What actually motivates change — and how to find it for your child

4 min read · Aminy BCBA Team, BCBA

"Good job!" isn't reinforcement unless the child cares about your approval. For many autistic children, social praise has limited motivating value — at least initially. That's not a character flaw. It's a difference in what's reinforcing.

Reinforcement = anything that increases the future probability of a behavior

If praise makes the behavior more likely, it's reinforcing. If it doesn't, it's not — regardless of your intention.

Finding your child's reinforcers

Observe, don't assume. Common motivators for autistic children:

  • Specific sensory experiences (deep pressure, certain textures, specific sounds)
  • Access to a preferred item (iPad, specific toy, specific food)
  • Time doing a preferred activity (trampolining, building blocks, watching specific videos)
  • Predictability itself (knowing what happens next)
  • Specific praise about specific things (not "good job" but "you waited so patiently while I talked — that was really hard and you did it")

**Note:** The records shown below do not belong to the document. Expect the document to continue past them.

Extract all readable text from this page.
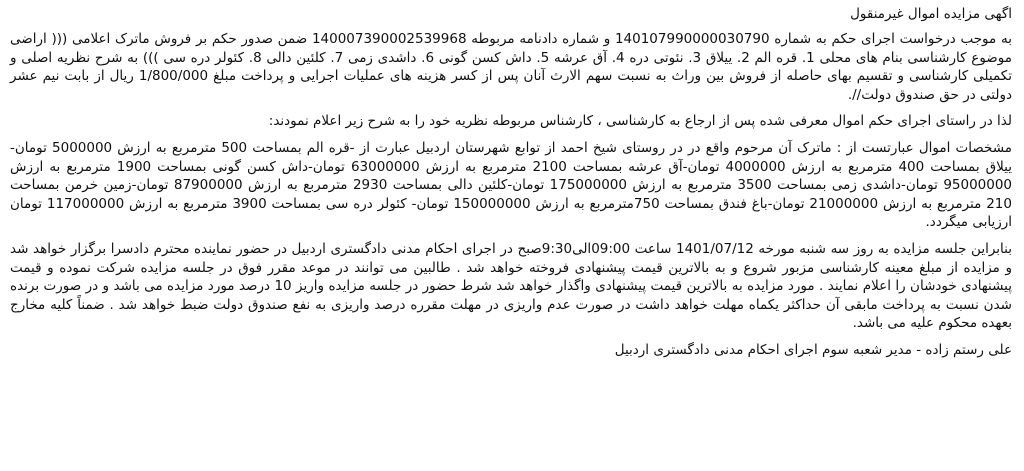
اگهی مزایده اموال غیرمنقول

به موجب درخواست اجرای حکم به شماره 140107990000030790 و شماره دادنامه مربوطه 140007390002539968 ضمن صدور حکم بر فروش ماترک اعلامی ((( اراضی موضوع کارشناسی بنام های محلی 1. قره الم 2. ییلاق 3. نئوتی دره 4. آق عرشه 5. داش کسن گونی 6. داشدی زمی 7. کلئین دالی 8. کئولر دره سی ))) به شرح نظریه اصلی و تکمیلی کارشناسی و تقسیم بهای حاصله از فروش بین وراث به نسبت سهم الارث آنان پس از کسر هزینه های عملیات اجرایی و پرداخت مبلغ 1/800/000 ریال از بابت نیم عشر دولتی در حق صندوق دولت//.

لذا در راستای اجرای حکم اموال معرفی شده پس از ارجاع به کارشناسی ، کارشناس مربوطه نظریه خود را به شرح زیر اعلام نمودند:

مشخصات اموال عبارتست از : ماترک آن مرحوم واقع در در روستای شیخ احمد از توابع شهرستان اردبیل عبارت از -قره الم بمساحت 500 مترمربع به ارزش 5000000 تومان-ییلاق بمساحت 400 مترمربع به ارزش 4000000 تومان-آق عرشه بمساحت 2100 مترمربع به ارزش 63000000 تومان-داش کسن گونی بمساحت 1900 مترمربع به ارزش 95000000 تومان-داشدی زمی بمساحت 3500 مترمربع به ارزش 175000000 تومان-کلئین دالی بمساحت 2930 مترمربع به ارزش 87900000 تومان-زمین خرمن بمساحت 210 مترمربع به ارزش 21000000 تومان-باغ فندق بمساحت 750مترمربع به ارزش 150000000 تومان- کئولر دره سی بمساحت 3900 مترمربع به ارزش 117000000 تومان ارزیابی میگردد.

بنابراین جلسه مزایده به روز سه شنبه مورخه 1401/07/12 ساعت 09:00الی9:30صبح در اجرای احکام مدنی دادگستری اردبیل در حضور نماینده محترم دادسرا برگزار خواهد شد و مزایده از مبلغ معینه کارشناسی مزبور شروع و به بالاترین قیمت پیشنهادی فروخته خواهد شد . طالبین می توانند در موعد مقرر فوق در جلسه مزایده شرکت نموده و قیمت پیشنهادی خودشان را اعلام نمایند . مورد مزایده به بالاترین قیمت پیشنهادی واگذار خواهد شد شرط حضور در جلسه مزایده واریز 10 درصد مورد مزایده می باشد و در صورت برنده شدن نسبت به پرداخت مابقی آن حداکثر یکماه مهلت خواهد داشت در صورت عدم واریزی در مهلت مقرره درصد واریزی به نفع صندوق دولت ضبط خواهد شد . ضمناً کلیه مخارج بعهده محکوم علیه می باشد.

علی رستم زاده - مدیر شعبه سوم اجرای احکام مدنی دادگستری اردبیل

Rules for effective reinforcement

  1. Immediate — within 2–3 seconds of the desired behavior. Delay kills the connection.
  2. Contingent — only given for the target behavior, not for other reasons
  3. Valued by the child — if they don't want it, it won't work
  4. Varied — the same reinforcer loses value with repetition (called satiation)

The Premack principle ("Grandma's rule")

High-probability behaviors reinforce low-probability behaviors. "First homework, then iPad." The iPad isn't a bribe — it's a scheduled reinforcer contingent on completing work.

What about intrinsic motivation?

It develops after extrinsic reinforcement builds fluency. You don't teach a child to ride a bike by withholding training wheels and hoping intrinsic motivation kicks in. You scaffold, then fade.